I bought a bunch of cherry stain since HD is changing brands it was cheap. Means most of my shop stuff that gets stained will probably be cherry. Good thing I like it! So this is the first coat using the minwax pre-stain about 10 mins prior, my basement is bare concrete floor so its basically whatever humidity is outside +/- 5%
And a second coat. I really liked the contrast here
Third coat. I had decided at this point I was done...
When I looked at the sides, I decided the nicer looking one was what I had originally wanted to be the back, which meant filling in the knot that was originally going to be at the back. So this photo is actually after a coat of poly, epoxy in the biggest knots, and then some spot sanding. I decided I liked the lighter patterns and where the poly wasn't sanded off, so I decided to do another coat of stain to see if I could get an uneven 'antiqued' look. So this is a photo after the fourth application of stain was no longer tacky but still drying.
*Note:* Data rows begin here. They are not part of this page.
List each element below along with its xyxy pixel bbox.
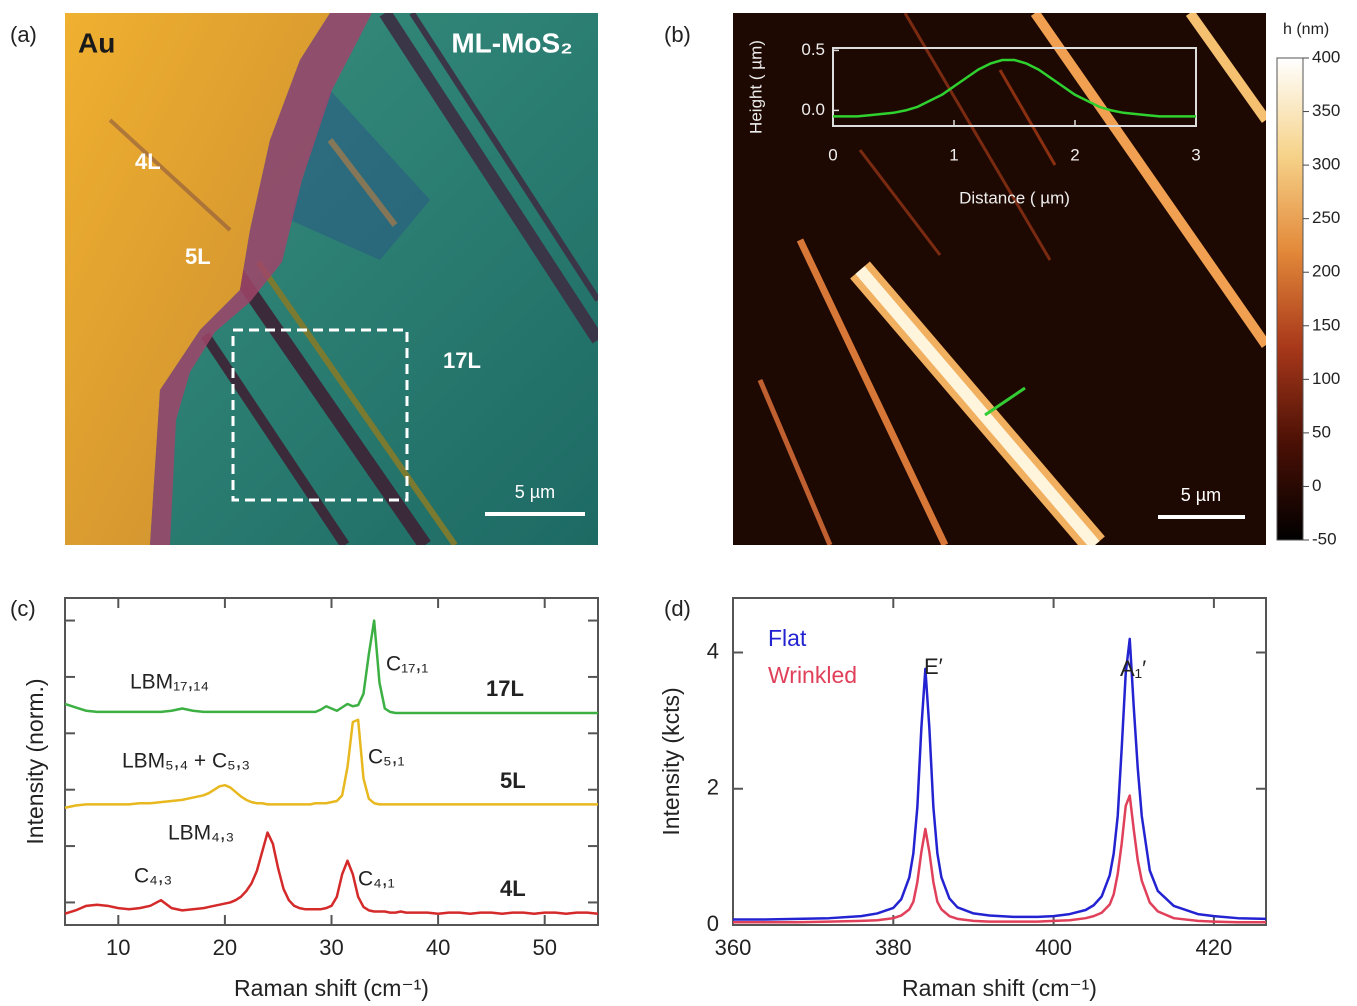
figure: (a) Au ML-MoS₂ 4L 5L 17L 5 µm (b) 5 µm: [0, 0, 1357, 1006]
colorbar-tick-label: 100: [1312, 369, 1340, 388]
series-label: 17L: [486, 676, 524, 701]
x-axis-label: Raman shift (cm⁻¹): [902, 975, 1097, 1001]
body: (a) Au ML-MoS₂ 4L 5L 17L 5 µm (b) 5 µm: [0, 0, 1357, 1006]
image-label: 5L: [185, 244, 211, 269]
x-axis-label: Raman shift (cm⁻¹): [234, 975, 429, 1001]
x-tick-label: 10: [106, 935, 130, 960]
afm-background: [733, 13, 1266, 545]
x-tick-label: 0: [828, 145, 837, 164]
annotation: C₄,₃: [134, 865, 172, 888]
annotation: E′: [924, 654, 943, 679]
image-label: 4L: [135, 149, 161, 174]
y-tick-label: 0.0: [801, 100, 825, 119]
x-tick-label: 3: [1191, 145, 1200, 164]
legend-label: Wrinkled: [768, 662, 857, 688]
colorbar-tick-label: 300: [1312, 155, 1340, 174]
y-tick-label: 0.5: [801, 40, 825, 59]
y-tick-label: 2: [707, 775, 719, 800]
annotation: A₁′: [1120, 656, 1146, 681]
image-label: Au: [78, 27, 115, 58]
series-label: 4L: [500, 876, 526, 901]
panel-label: (c): [10, 596, 36, 621]
series-label: 5L: [500, 768, 526, 793]
afm-image: [733, 13, 1266, 545]
x-tick-label: 420: [1196, 935, 1233, 960]
x-tick-label: 40: [426, 935, 450, 960]
colorbar-tick-label: -50: [1312, 529, 1337, 548]
x-tick-label: 380: [875, 935, 912, 960]
x-tick-label: 1: [949, 145, 958, 164]
scale-bar-label: 5 µm: [1181, 485, 1221, 505]
y-tick-label: 4: [707, 638, 719, 663]
image-label: ML-MoS₂: [451, 27, 572, 58]
page: Figure {"images": [ {"panel_label": "(a)…: [0, 0, 1357, 1006]
panel-label: (a): [10, 22, 37, 47]
x-tick-label: 400: [1035, 935, 1072, 960]
x-tick-label: 50: [532, 935, 556, 960]
colorbar-tick-label: 150: [1312, 315, 1340, 334]
colorbar-tick-label: 200: [1312, 262, 1340, 281]
y-tick-label: 0: [707, 911, 719, 936]
x-tick-label: 20: [213, 935, 237, 960]
annotation: C₅,₁: [368, 746, 405, 769]
colorbar-tick-label: 350: [1312, 101, 1340, 120]
colorbar-tick-label: 400: [1312, 47, 1340, 66]
scale-bar-label: 5 µm: [515, 482, 555, 502]
image-label: 17L: [443, 348, 481, 373]
x-axis-label: Distance ( µm): [959, 188, 1070, 207]
panel-label: (b): [664, 22, 691, 47]
y-axis-label: Intensity (kcts): [658, 687, 684, 835]
data-line: [733, 796, 1266, 923]
y-axis-label: Height ( µm): [746, 40, 765, 134]
plot-frame: [733, 598, 1266, 925]
optical-image: [65, 13, 598, 545]
colorbar: [1277, 58, 1303, 540]
x-tick-label: 2: [1070, 145, 1079, 164]
legend-label: Flat: [768, 625, 807, 651]
annotation: C₄,₁: [358, 868, 395, 891]
x-tick-label: 360: [715, 935, 752, 960]
y-axis-label: Intensity (norm.): [22, 678, 48, 844]
annotation: LBM₅,₄ + C₅,₃: [122, 750, 250, 773]
colorbar-tick-label: 50: [1312, 422, 1331, 441]
x-tick-label: 30: [319, 935, 343, 960]
annotation: LBM₄,₃: [168, 822, 234, 845]
colorbar-tick-label: 0: [1312, 476, 1321, 495]
annotation: C₁₇,₁: [386, 653, 428, 676]
colorbar-tick-label: 250: [1312, 208, 1340, 227]
annotation: LBM₁₇,₁₄: [130, 671, 209, 694]
panel-label: (d): [664, 596, 691, 621]
colorbar-label: h (nm): [1283, 21, 1329, 38]
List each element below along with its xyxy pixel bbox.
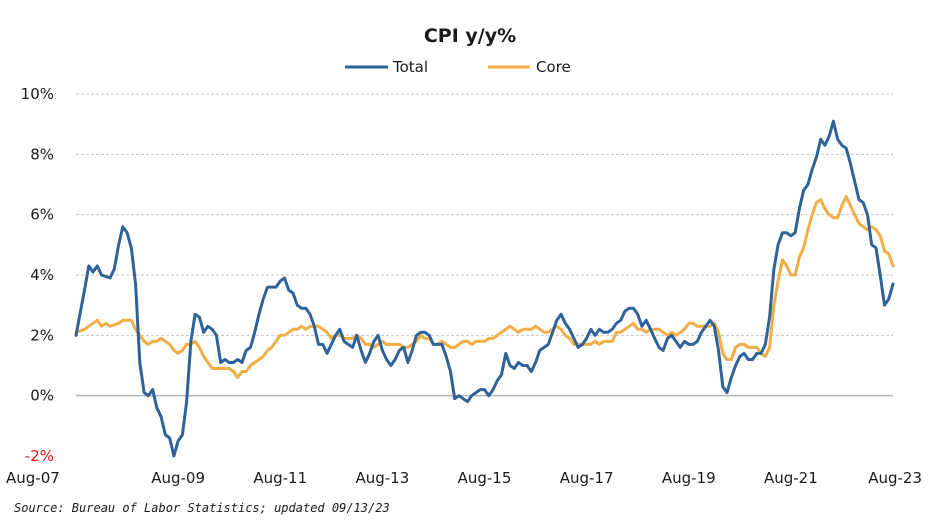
source-note: Source: Bureau of Labor Statistics; upda… — [14, 501, 390, 515]
legend: Total Core — [345, 58, 571, 76]
chart-title: CPI y/y% — [424, 25, 516, 47]
series-line-total — [74, 119, 895, 458]
legend-label-core: Core — [536, 58, 571, 76]
y-tick-label: 2% — [30, 326, 54, 344]
y-axis-ticks: -2% 0% 2% 4% 6% 8% 10% — [21, 85, 54, 465]
y-tick-label: 4% — [30, 266, 54, 284]
x-axis-ticks: Aug-07 Aug-09 Aug-11 Aug-13 Aug-15 Aug-17 Aug-… — [6, 469, 922, 487]
x-tick-label: Aug-09 — [151, 469, 205, 487]
x-tick-label: Aug-15 — [458, 469, 512, 487]
x-tick-label: Aug-17 — [560, 469, 614, 487]
x-tick-label: Aug-13 — [355, 469, 409, 487]
y-tick-label: -2% — [25, 447, 54, 465]
gridlines — [76, 93, 893, 397]
x-tick-label: Aug-21 — [764, 469, 818, 487]
series-lines — [74, 119, 895, 458]
x-tick-label: Aug-11 — [253, 469, 307, 487]
y-tick-label: 0% — [30, 387, 54, 405]
y-tick-label: 8% — [30, 145, 54, 163]
y-tick-label: 10% — [21, 85, 54, 103]
series-line-core — [74, 195, 895, 380]
y-tick-label: 6% — [30, 206, 54, 224]
x-tick-label: Aug-23 — [868, 469, 922, 487]
legend-label-total: Total — [392, 58, 428, 76]
x-tick-label: Aug-07 — [6, 469, 60, 487]
x-tick-label: Aug-19 — [662, 469, 716, 487]
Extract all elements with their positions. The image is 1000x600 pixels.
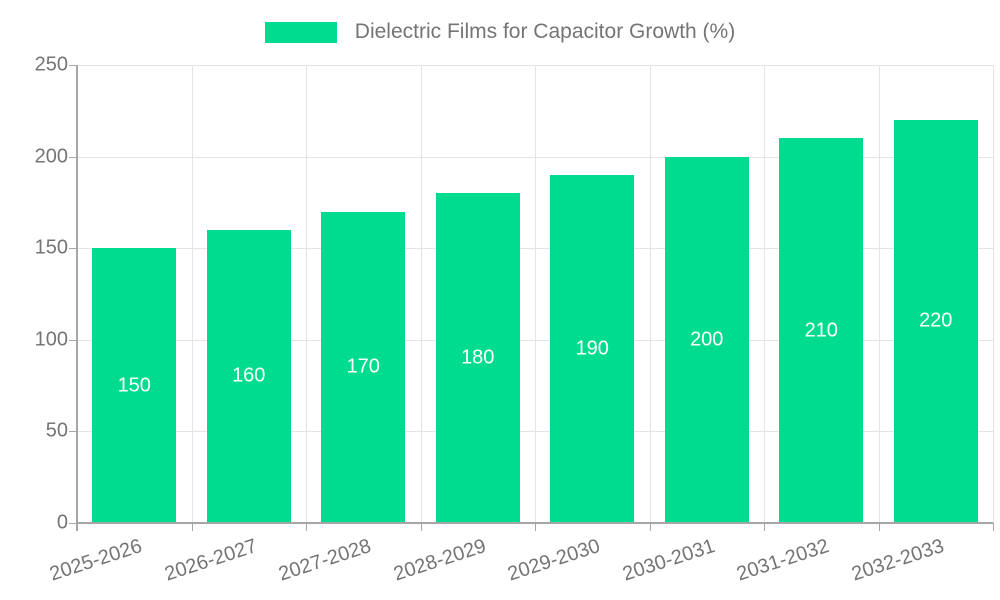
x-tick-label: 2031-2032 [734,535,833,586]
bar-value-label: 210 [804,319,838,342]
x-grid-line [764,65,765,523]
bar [550,174,635,522]
x-axis-tick [420,523,422,531]
y-tick-label: 250 [34,53,68,76]
x-grid-line [306,65,307,523]
y-axis-tick [69,65,77,66]
x-tick-label: 2030-2031 [619,535,718,586]
y-axis-tick [69,156,77,158]
y-axis-tick [69,248,77,250]
legend-swatch [264,21,337,43]
x-axis-line [77,522,993,524]
bar [435,193,520,522]
bar-value-label: 160 [232,364,266,387]
y-axis-tick [69,339,77,341]
x-tick-label: 2026-2027 [161,535,260,586]
bar [779,138,864,522]
x-grid-line [649,65,651,523]
chart-legend[interactable]: Dielectric Films for Capacitor Growth (%… [0,18,1000,46]
bar-value-label: 190 [575,337,609,360]
y-tick-label: 0 [56,511,68,534]
x-axis-tick [649,523,651,531]
bar [893,119,978,522]
x-grid-line [993,65,994,523]
bar [206,229,291,522]
bar [321,211,406,522]
y-tick-label: 200 [34,145,68,168]
x-axis-tick [191,523,193,531]
bar-value-label: 220 [919,309,953,332]
x-tick-label: 2025-2026 [47,535,146,586]
x-tick-label: 2028-2029 [390,535,489,586]
bar-value-label: 180 [461,346,495,369]
bar-value-label: 200 [690,328,724,351]
x-grid-line [420,65,422,523]
x-axis-tick [535,523,536,531]
x-grid-line [878,65,880,523]
x-axis-tick [878,523,880,531]
bar [664,156,749,522]
x-tick-label: 2029-2030 [505,535,604,586]
x-axis-tick [764,523,765,531]
x-axis-tick [306,523,307,531]
bar-value-label: 150 [117,374,151,397]
x-grid-line [191,65,193,523]
bar [92,248,177,522]
legend-label: Dielectric Films for Capacitor Growth (%… [354,20,736,43]
y-tick-label: 100 [34,328,68,351]
y-tick-label: 50 [45,419,68,442]
bar-value-label: 170 [346,355,380,378]
x-tick-label: 2032-2033 [848,535,947,586]
y-axis-tick [69,431,77,433]
y-axis-tick [69,523,77,524]
x-tick-label: 2027-2028 [276,535,375,586]
y-axis-line [76,65,78,531]
y-tick-label: 150 [34,236,68,259]
x-grid-line [535,65,536,523]
x-axis-tick [993,523,994,531]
It's now drying from a fifth coat, I decided on this coat not to wipe off the excess as it's (wet) a really dark rich red unlike my scrap of relatively dark brown cherry floor I have been comparing, and different from mahogany or other red woods. Granted it's still got to dry but think of a dark red dyed guitar body where you can still see the grain clearly. If it stays this way it's going to be amazing. I'll get a photo of it later.
Once this cabinet goes in place, nobody including me will ever see the top again it's getting a pretty tall computer to sit right on top of it. This was more just an exercise in building skill and getting back into having nice tools to do real work instead of 'good enough' like a lot of my pre-jointer projects have been.
Next up is a 12ft maple butcher block counter top I need to put on top of my general purpose workbench. It's getting cherry also because I have gallons of it; Probably not 5 coats though. Maple and pine are often listed together as woods that spotch when stained, should I expect about the same results as the pine here or is maple even more difficult? This isn't furniture grade work but I don't want to make it look like garbage either.
So the idea is buy one of
these and sand (what grit would you start sanding, I don't have much experience with butcher block or this company) up to 320 then stain, then (how many?) coats of poly. This bench might get used for general purpose 'stuff' be overflow storage for heavy stuff like my planer that still doesn't have a permanent home, might be used to maintain & take apart lawn tools or any manner of other things.